5.1. Het besluit van 14 maart 2013 is gezien artikel 6:19 van de Awb mede onderwerp van het geding. [appellant] heeft naar aanleiding van dit besluit geen zienswijze ingediend. De Afdeling leidt hieruit af dat [appellant] geen bezwaren heeft tegen het besluit van 14 maart 2013. Het van rechtswege ontstane beroep is ongegrond.
6. De raad dient ten aanzien van [appellant] in de proceskosten te worden veroordeeld.
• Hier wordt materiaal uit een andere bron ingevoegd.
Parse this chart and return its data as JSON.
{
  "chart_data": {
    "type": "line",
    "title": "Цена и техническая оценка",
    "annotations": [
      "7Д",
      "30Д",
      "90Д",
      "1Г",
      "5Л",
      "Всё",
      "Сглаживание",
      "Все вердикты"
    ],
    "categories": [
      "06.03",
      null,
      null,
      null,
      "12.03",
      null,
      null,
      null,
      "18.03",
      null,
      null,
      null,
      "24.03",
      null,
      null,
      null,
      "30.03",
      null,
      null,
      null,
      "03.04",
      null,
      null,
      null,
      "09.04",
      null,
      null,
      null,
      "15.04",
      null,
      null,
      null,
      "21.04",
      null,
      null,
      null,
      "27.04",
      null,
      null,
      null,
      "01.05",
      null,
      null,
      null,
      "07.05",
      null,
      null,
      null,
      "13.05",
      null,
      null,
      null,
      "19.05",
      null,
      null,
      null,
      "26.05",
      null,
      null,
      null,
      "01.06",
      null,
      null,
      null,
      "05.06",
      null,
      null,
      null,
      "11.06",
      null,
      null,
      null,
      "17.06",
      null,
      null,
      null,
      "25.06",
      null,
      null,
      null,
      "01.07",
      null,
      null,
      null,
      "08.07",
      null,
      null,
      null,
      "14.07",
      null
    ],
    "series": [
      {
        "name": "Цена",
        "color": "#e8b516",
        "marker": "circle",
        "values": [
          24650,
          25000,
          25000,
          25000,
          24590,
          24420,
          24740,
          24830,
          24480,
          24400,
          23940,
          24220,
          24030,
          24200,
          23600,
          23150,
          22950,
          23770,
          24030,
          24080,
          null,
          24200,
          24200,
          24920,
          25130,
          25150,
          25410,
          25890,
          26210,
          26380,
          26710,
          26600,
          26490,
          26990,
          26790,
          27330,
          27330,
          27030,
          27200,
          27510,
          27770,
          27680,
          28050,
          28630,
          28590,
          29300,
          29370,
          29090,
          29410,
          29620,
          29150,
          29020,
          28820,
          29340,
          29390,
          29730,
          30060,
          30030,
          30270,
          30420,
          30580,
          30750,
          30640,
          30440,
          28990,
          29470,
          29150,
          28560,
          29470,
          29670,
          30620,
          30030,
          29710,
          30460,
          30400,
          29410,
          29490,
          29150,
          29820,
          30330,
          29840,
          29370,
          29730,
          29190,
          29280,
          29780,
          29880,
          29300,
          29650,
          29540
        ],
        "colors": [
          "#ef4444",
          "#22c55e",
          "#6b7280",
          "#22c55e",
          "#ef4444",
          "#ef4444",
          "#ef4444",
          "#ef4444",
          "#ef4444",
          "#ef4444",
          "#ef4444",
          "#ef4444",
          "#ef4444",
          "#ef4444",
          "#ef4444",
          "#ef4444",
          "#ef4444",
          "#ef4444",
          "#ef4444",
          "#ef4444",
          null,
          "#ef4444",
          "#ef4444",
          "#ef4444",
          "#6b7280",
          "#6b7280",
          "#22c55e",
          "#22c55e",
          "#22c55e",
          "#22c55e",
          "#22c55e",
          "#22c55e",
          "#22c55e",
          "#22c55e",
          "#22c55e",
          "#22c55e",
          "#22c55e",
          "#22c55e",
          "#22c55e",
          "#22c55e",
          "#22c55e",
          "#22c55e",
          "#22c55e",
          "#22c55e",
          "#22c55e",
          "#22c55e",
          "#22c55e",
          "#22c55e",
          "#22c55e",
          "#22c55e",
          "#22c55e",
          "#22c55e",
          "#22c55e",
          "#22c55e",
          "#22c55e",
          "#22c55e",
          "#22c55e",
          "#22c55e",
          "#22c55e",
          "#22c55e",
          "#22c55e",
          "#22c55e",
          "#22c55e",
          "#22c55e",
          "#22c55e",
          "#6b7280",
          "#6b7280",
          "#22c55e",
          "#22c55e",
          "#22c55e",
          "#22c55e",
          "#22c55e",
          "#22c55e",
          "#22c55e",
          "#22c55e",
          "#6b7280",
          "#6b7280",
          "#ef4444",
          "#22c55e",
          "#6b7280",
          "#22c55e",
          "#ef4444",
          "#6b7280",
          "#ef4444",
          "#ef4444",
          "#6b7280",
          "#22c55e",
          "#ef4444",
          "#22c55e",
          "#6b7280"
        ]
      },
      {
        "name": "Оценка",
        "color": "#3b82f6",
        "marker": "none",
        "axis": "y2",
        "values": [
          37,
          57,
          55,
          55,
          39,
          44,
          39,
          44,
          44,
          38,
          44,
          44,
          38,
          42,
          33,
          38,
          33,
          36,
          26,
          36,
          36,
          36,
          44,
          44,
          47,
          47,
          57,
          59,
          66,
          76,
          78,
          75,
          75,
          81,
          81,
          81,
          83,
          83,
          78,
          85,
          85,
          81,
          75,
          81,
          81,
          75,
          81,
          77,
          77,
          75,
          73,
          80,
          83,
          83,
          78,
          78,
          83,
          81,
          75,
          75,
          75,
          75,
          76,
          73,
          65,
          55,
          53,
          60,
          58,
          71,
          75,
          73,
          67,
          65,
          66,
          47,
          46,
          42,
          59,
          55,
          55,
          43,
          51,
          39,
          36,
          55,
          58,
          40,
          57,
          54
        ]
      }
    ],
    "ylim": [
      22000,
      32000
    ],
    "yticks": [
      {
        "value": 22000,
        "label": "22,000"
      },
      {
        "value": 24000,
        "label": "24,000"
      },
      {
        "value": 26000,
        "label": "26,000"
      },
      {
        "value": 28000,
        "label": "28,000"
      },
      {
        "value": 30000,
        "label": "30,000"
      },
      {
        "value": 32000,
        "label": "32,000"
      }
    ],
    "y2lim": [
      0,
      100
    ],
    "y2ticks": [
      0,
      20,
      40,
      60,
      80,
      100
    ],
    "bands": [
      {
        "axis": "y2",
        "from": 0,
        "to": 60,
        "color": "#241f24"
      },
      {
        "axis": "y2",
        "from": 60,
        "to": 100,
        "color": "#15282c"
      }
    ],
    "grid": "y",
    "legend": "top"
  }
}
De Afdeling bestuursrechtspraak van de Raad van State:
I. verklaart het beroep tegen het besluit van de raad van de gemeente Haarlemmermeer van 24 mei 2012 tot vaststelling van het bestemmingsplan "Hoofddorp Oost" gedeeltelijk gegrond;
II. vernietigt het besluit van de raad van de gemeente Haarlemmermeer van 24 mei 2012 voor zover het betreft het plandeel met de bestemming "Wonen" ter plaatse van de gronden aan de Kruisweg 879 en 881;
III. bepaalt dat de rechtsgevolgen van het onder II bedoelde besluitonderdeel in stand blijven;
IV. verklaart het beroep tegen het besluit van 24 mei 2012 voor het overige ongegrond;
V. verklaart het beroep tegen het besluit van de raad van de gemeente Haarlemmermeer van 14 maart 2013 tot gewijzigde vaststelling van het bestemmingsplan "Hoofddorp Oost" ongegrond;
VI. veroordeelt de raad van de gemeente Haarlemmermeer tot vergoeding van bij [appellant] in verband met de behandeling van het beroep opgekomen proceskosten tot een bedrag van € 944,00 (zegge: negenhonderdvierenveertig euro), geheel toe te rekenen aan door een derde beroepsmatig verleende rechtsbijstand;
VII. gelast dat de raad van de gemeente Haarlemmermeer aan [appellant] het door hem voor de behandeling van het beroep betaalde griffierecht ten bedrage van € 156,00 (zegge: honderdzesenvijftig euro) vergoedt.
Aldus vastgesteld door mr. P.J.J. van Buuren, voorzitter, en mr. J. Kramer en mr. R. Uylenburg, leden, in tegenwoordigheid van mr. W.P. van Kooten-Vroegindeweij, ambtenaar van staat.